Montana violinist found refuge writing music during COVID
Tim Fain travels constantly, playing violin as a featured soloist with big orchestras or friends like the composer Philip Glass. Or in Hollywood, where he records film and television soundtracks like "Black Swan" and "Succession."
When the pandemic hit, though, his concerts and performances got canceled.
So Fain hunkered down at home in Hamilton, where he's lived for some 15 years, with his wife Tasha, a violinist with the Missoula Symphony Orchestra, and their children.
The pause gave Fain more time to focus on his own compositions, one of which will have a home-state premiere this weekend with the MSO.
"So you can imagine, all of a sudden, I had a lot of time on my hands, and I really worked on this piece, 'Edge of a Dream,'" " he said in a phone interview. As he wrote, he found the music came "out of a sense of really wanting to find some positive direction or a sense of hope."
This time of year, he hopes it can help since "it's important to really get ourselves into that mindset, because then we can actually get there."
Fain, naturally, is the featured soloist on the 23-minute work. Elsewhere on the program, audiences will hear the MSO perform Valerie Coleman's "Umoja: Anthem of Unity." The Washington Post named her one of the top 35 women composers. And finally, Brahms' Symphony No. 1, which is nicknamed "Beethoven's 10th" and builds on the older composer's innovations, Tai said.
If you go
The Missoula Symphony Orchestra with Tim Fain will perform the latest Masterworks concert this weekend at the Dennison Theatre. For tickets, go to missoualsymphony.org .

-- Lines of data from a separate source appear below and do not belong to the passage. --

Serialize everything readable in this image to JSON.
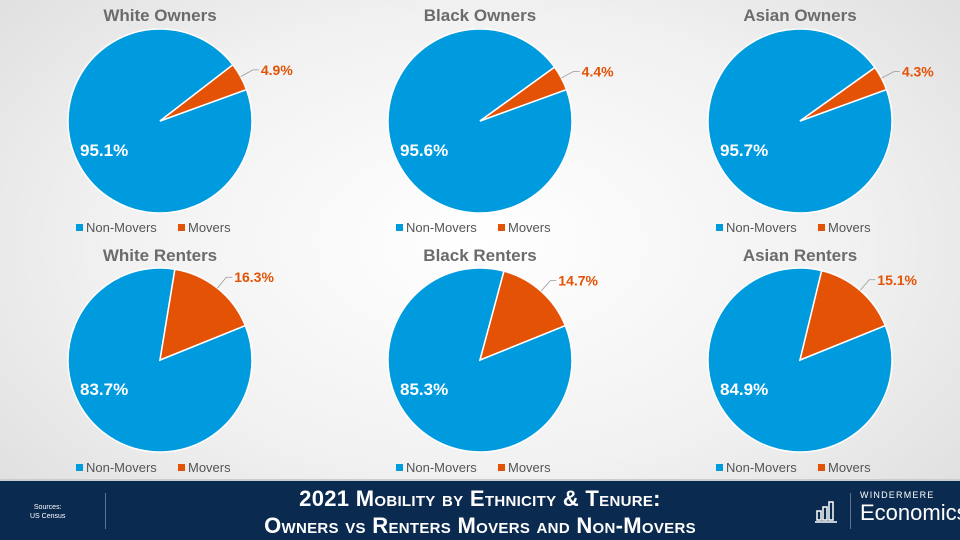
{
  "chart_data": [
    {
      "type": "pie",
      "title": "White Owners",
      "categories": [
        "Non-Movers",
        "Movers"
      ],
      "values": [
        95.1,
        4.9
      ],
      "labels": [
        "95.1%",
        "4.9%"
      ]
    },
    {
      "type": "pie",
      "title": "Black Owners",
      "categories": [
        "Non-Movers",
        "Movers"
      ],
      "values": [
        95.6,
        4.4
      ],
      "labels": [
        "95.6%",
        "4.4%"
      ]
    },
    {
      "type": "pie",
      "title": "Asian Owners",
      "categories": [
        "Non-Movers",
        "Movers"
      ],
      "values": [
        95.7,
        4.3
      ],
      "labels": [
        "95.7%",
        "4.3%"
      ]
    },
    {
      "type": "pie",
      "title": "White Renters",
      "categories": [
        "Non-Movers",
        "Movers"
      ],
      "values": [
        83.7,
        16.3
      ],
      "labels": [
        "83.7%",
        "16.3%"
      ]
    },
    {
      "type": "pie",
      "title": "Black Renters",
      "categories": [
        "Non-Movers",
        "Movers"
      ],
      "values": [
        85.3,
        14.7
      ],
      "labels": [
        "85.3%",
        "14.7%"
      ]
    },
    {
      "type": "pie",
      "title": "Asian Renters",
      "categories": [
        "Non-Movers",
        "Movers"
      ],
      "values": [
        84.9,
        15.1
      ],
      "labels": [
        "84.9%",
        "15.1%"
      ]
    }
  ],
  "colors": {
    "non_movers": "#009ADE",
    "movers": "#E35205",
    "title": "#6b6b6b"
  },
  "footer": {
    "sources_label": "Sources:",
    "sources_value": "US Census",
    "title_line1": "2021 Mobility by Ethnicity & Tenure:",
    "title_line2": "Owners vs Renters Movers and Non-Movers",
    "brand_top": "WINDERMERE",
    "brand_bottom": "Economics"
  }
}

Fain performed with the MSO last year on guest composer Pascal Le Boeuf's Triple Concerto for Violin, Percussion Duo and Orchestra, after the planned soloist had to cancel at the last minute. Tai said Fain learned the difficult piece in a handful of days and she was struck by his heartfelt, virtuoso playing.

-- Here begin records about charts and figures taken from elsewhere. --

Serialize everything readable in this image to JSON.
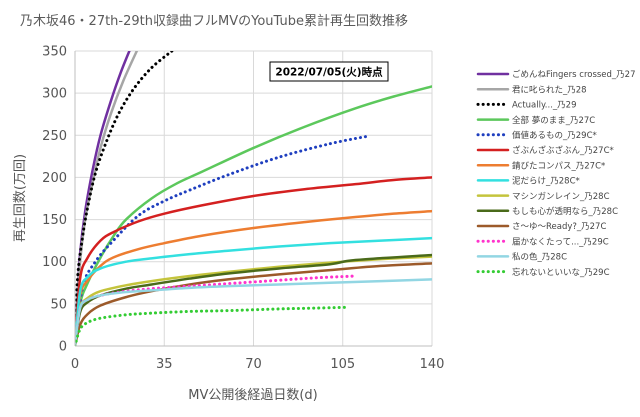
{
  "chart_data": {
    "type": "line",
    "title": "乃木坂46・27th-29th収録曲フルMVのYouTube累計再生回数推移",
    "xlabel": "MV公開後経過日数(d)",
    "ylabel": "再生回数(万回)",
    "date_box": "2022/07/05(火)時点",
    "xlim": [
      0,
      140
    ],
    "ylim": [
      0,
      350
    ],
    "xticks": [
      "0",
      "35",
      "70",
      "105",
      "140"
    ],
    "yticks": [
      "0",
      "50",
      "100",
      "150",
      "200",
      "250",
      "300",
      "350"
    ],
    "grid": true,
    "legend_position": "right",
    "series": [
      {
        "name": "ごめんねFingers crossed_乃27",
        "color": "#7030a0",
        "style": "solid",
        "x": [
          0,
          1,
          2,
          4,
          7,
          10,
          14,
          18,
          22
        ],
        "y": [
          0,
          60,
          110,
          160,
          210,
          250,
          290,
          325,
          355
        ]
      },
      {
        "name": "君に叱られた_乃28",
        "color": "#a6a6a6",
        "style": "solid",
        "x": [
          0,
          1,
          2,
          4,
          7,
          10,
          14,
          19,
          25
        ],
        "y": [
          0,
          55,
          100,
          150,
          195,
          235,
          275,
          315,
          355
        ]
      },
      {
        "name": "Actually..._乃29",
        "color": "#000000",
        "style": "dotted",
        "x": [
          0,
          1,
          3,
          5,
          8,
          12,
          17,
          23,
          30,
          38
        ],
        "y": [
          0,
          80,
          130,
          165,
          205,
          240,
          275,
          305,
          330,
          350
        ]
      },
      {
        "name": "全部 夢のまま_乃27C",
        "color": "#5cc85c",
        "style": "solid",
        "x": [
          0,
          2,
          5,
          10,
          15,
          20,
          30,
          40,
          50,
          70,
          90,
          110,
          125,
          140
        ],
        "y": [
          0,
          50,
          75,
          105,
          130,
          150,
          175,
          193,
          207,
          235,
          260,
          282,
          296,
          308
        ]
      },
      {
        "name": "価値あるもの_乃29C*",
        "color": "#1f3fbf",
        "style": "dotted",
        "x": [
          0,
          3,
          8,
          15,
          25,
          35,
          45,
          60,
          80,
          100,
          115
        ],
        "y": [
          0,
          70,
          100,
          125,
          155,
          172,
          185,
          203,
          224,
          240,
          249
        ]
      },
      {
        "name": "ざぶんざぶざぶん_乃27C*",
        "color": "#d42020",
        "style": "solid",
        "x": [
          0,
          2,
          5,
          10,
          15,
          25,
          35,
          50,
          70,
          90,
          110,
          125,
          140
        ],
        "y": [
          0,
          80,
          105,
          125,
          135,
          148,
          157,
          167,
          178,
          186,
          192,
          197,
          200
        ]
      },
      {
        "name": "錆びたコンパス_乃27C*",
        "color": "#ed7d31",
        "style": "solid",
        "x": [
          0,
          2,
          5,
          10,
          15,
          25,
          35,
          50,
          70,
          90,
          110,
          125,
          140
        ],
        "y": [
          0,
          60,
          78,
          95,
          105,
          115,
          122,
          131,
          140,
          147,
          153,
          157,
          160
        ]
      },
      {
        "name": "泥だらけ_乃28C*",
        "color": "#33e0e0",
        "style": "solid",
        "x": [
          0,
          2,
          5,
          10,
          20,
          30,
          45,
          60,
          80,
          100,
          120,
          140
        ],
        "y": [
          0,
          65,
          82,
          92,
          100,
          104,
          109,
          113,
          118,
          122,
          125,
          128
        ]
      },
      {
        "name": "マシンガンレイン_乃28C",
        "color": "#c4c43c",
        "style": "solid",
        "x": [
          0,
          2,
          5,
          10,
          20,
          30,
          45,
          60,
          80,
          100,
          120,
          140
        ],
        "y": [
          0,
          45,
          57,
          65,
          72,
          77,
          83,
          88,
          94,
          99,
          103,
          106
        ]
      },
      {
        "name": "もしも心が透明なら_乃28C",
        "color": "#4a6a1a",
        "style": "solid",
        "x": [
          0,
          2,
          5,
          10,
          20,
          30,
          45,
          60,
          80,
          100,
          110,
          140
        ],
        "y": [
          0,
          40,
          52,
          60,
          68,
          73,
          80,
          86,
          92,
          97,
          102,
          108
        ]
      },
      {
        "name": "さ～ゆ～Ready?_乃27C",
        "color": "#9c5a2a",
        "style": "solid",
        "x": [
          0,
          2,
          5,
          10,
          20,
          30,
          45,
          60,
          80,
          100,
          120,
          140
        ],
        "y": [
          0,
          25,
          38,
          48,
          58,
          65,
          73,
          79,
          85,
          90,
          95,
          98
        ]
      },
      {
        "name": "届かなくたって..._乃29C",
        "color": "#ff33cc",
        "style": "dotted",
        "x": [
          0,
          2,
          5,
          10,
          20,
          30,
          45,
          60,
          80,
          95,
          110
        ],
        "y": [
          0,
          45,
          55,
          60,
          65,
          68,
          71,
          74,
          78,
          81,
          83
        ]
      },
      {
        "name": "私の色_乃28C",
        "color": "#92d6e3",
        "style": "solid",
        "x": [
          0,
          2,
          5,
          10,
          20,
          30,
          45,
          60,
          80,
          100,
          120,
          140
        ],
        "y": [
          0,
          45,
          55,
          60,
          64,
          66,
          69,
          71,
          73,
          75,
          77,
          79
        ]
      },
      {
        "name": "忘れないといいな_乃29C",
        "color": "#33cc33",
        "style": "dotted",
        "x": [
          0,
          2,
          5,
          10,
          20,
          30,
          45,
          60,
          80,
          95,
          107
        ],
        "y": [
          0,
          20,
          28,
          33,
          37,
          39,
          41,
          42,
          44,
          45,
          46
        ]
      }
    ]
  }
}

In this new piece, she hears the influence of minimalism, including Philip Glass, with repeated patterns and beautiful harmony. It showcases the violin in a way that reminds her of Samuel Barber.
Fain said he wanted the piece to feel representative of the time, to "bottle that moment, in a way," but what he ended up hearing in his head felt more optimistic despite sections of tension and darkness.

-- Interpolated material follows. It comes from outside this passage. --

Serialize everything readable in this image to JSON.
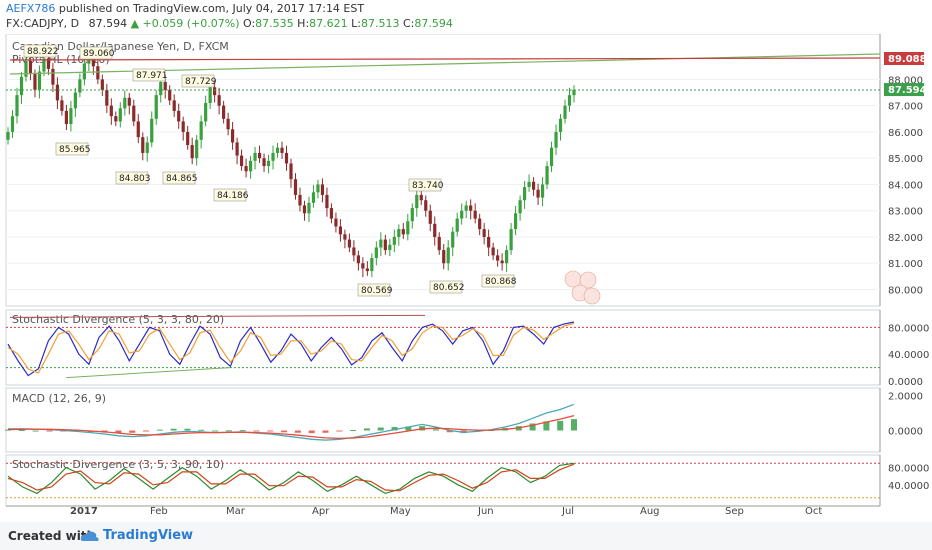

While he was writing, he thought frequently about Barber and Sibelius' Violin Concerto, which was the last concert piece he performed before COVID. Beyond that, though, he also felt that the isolation of the time period meant he didn't really feel locked in. While he wouldn't wish for anything like that to happen again, it did feel formative, as though he was "revealing — not chipping away, at my own style and my own voice."
After this weekend, he has more performances of the piece lined out and hopes to record it in 2026.
More of his own compositions are under way as well, including an orchestral work based on extreme weather. He's a student and admirer of Vivaldi, Glass, Max Richter and others who've written about the seasons, and he's exploring ways to introduce the human element.
"Any account of seasons these days should certainly take into account our role, as far as the direction, the future of weather and seasons more broadly, and what even the idea of seasons means, how that's evolving going forward as we enter a period of instability as far as weather and climate go," he said.
Valerie Coleman, 'Umoja: Anthem of Unity'
This piece, named after the Swahili word for unity and built on call and response structure with singable melodies, was commissioned by the Philadelphia Orchestra and marked the first time the orchestra had played a piece by a living Black female composer, according to Coleman's website.
Tai said it's structured on a folk song-like phrase that's initiated by one instrument and then gets repeated around the ensemble, reflecting the meaning of the title phrase.
"It's also another piece of our time that could really evoke the unity of how we could come together. Even though there are some distances, even though there's some kind of disruptions in the middle of the piece, by the end, we all come together," she said.
Brahms Symphony No. 1
The Masterworks selection is by a composer who took almost 20 years to complete his first symphony.
Tai said Brahms was anointed as the next Beethoven when he was in his 20s, based on his works for chamber ensembles, piano and voice. "He feels such pressure on his shoulders" that he was hesitant to start, she said.
The first symphony does bear the influence of his predecessor, including homages to Beethoven's Fifth and Ninth. She said it has grand moments along with intimate and beautiful ones that signaled the arrival of a major composer.
"You see a lot of similarity in terms of the groundwork — the building blocks that Brahms is using — but he has his own harmonic language that's uniquely his, and it's very much more complex and romantic and advanced," Tai said.